Untuk urusan bea cukai, sistem inspeksi berbasis janji temu 24/7 diterapkan, yang memungkinkan inspeksi langsung setelah teh tiba di pelabuhan dan memastikan pelepasan prioritas. Sistem "penerbitan cloud" online diperkenalkan untuk sertifikasi, memungkinkan perusahaan mencetak pemeriksaan, karantina, dan surat keterangan asal yang diperlukan tanpa meninggalkan lokasi mereka; ini mengurangi total waktu izin dari tiga jam menjadi di bawah 30 menit.

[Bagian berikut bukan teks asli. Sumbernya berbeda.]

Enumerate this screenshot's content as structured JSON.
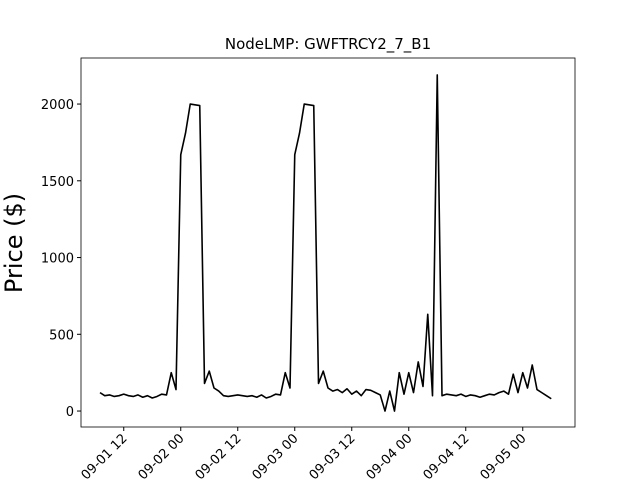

Selain itu, Bea Cukai Shaoxing membentuk mekanisme pemantauan risiko untuk ekspor teh. Dengan menyinkronkan pembaruan waktu nyata-tentang standar impor Afrika, badan tersebut memberi tahu perusahaan terlebih dahulu untuk menyesuaikan spesifikasi produksi dan pengemasan, sehingga mengurangi risiko masalah bea cukai di luar negeri.